The NMS is configured for four parameters: size and type of Windows NT File System volume, output bandwidth to use (bandwidth can be throttled to optimize links), snapshot information and scheduling.

The management tools provided with this product were useful, but not necessarily intuitive. Replacing a failed drive stymied us until we read through the help screens because we couldn’t understand the procedure from the documentation.

The Exchange-specific recommendation we followed asked that once a failover had occurred, that you make your way through 27 steps to bring Exchange back online at the hotsite/back-up site. We did this, twice, and the steps worked.

The most onerous of these steps was to bring Exchange online at the recovery site in Recovery mode, which added more than an hour to the point where we could bring either version of Exchange back online.

Documentation comes in three sets, one for Remote IP copy, one for SAN/iQ and one for the SAN200 installation. They’re good and descriptive documents, although the Exchange-specific information came via a PDF rather than through the documents. The Exchange instructions were good enough.
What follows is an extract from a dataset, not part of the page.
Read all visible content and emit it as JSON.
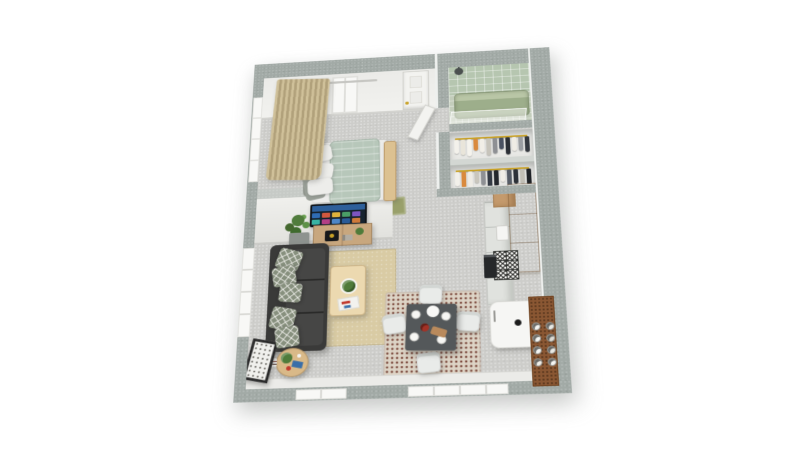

The fact that the LeftHand Networks NSMs can replicate a number of platform stores – including Linux, Windows 2000, Windows 2003 and numerous file systems – is to its benefit, but in terms of high availability specifically for Exchange, it lagged the competition.

Coming in at the high end of the pricing chart, LeftHand Networks provides a holistic solution – all of the storage components are included for organizations that find themselves facing mushrooming storage problems – and in need of all of the bits to make the solution work.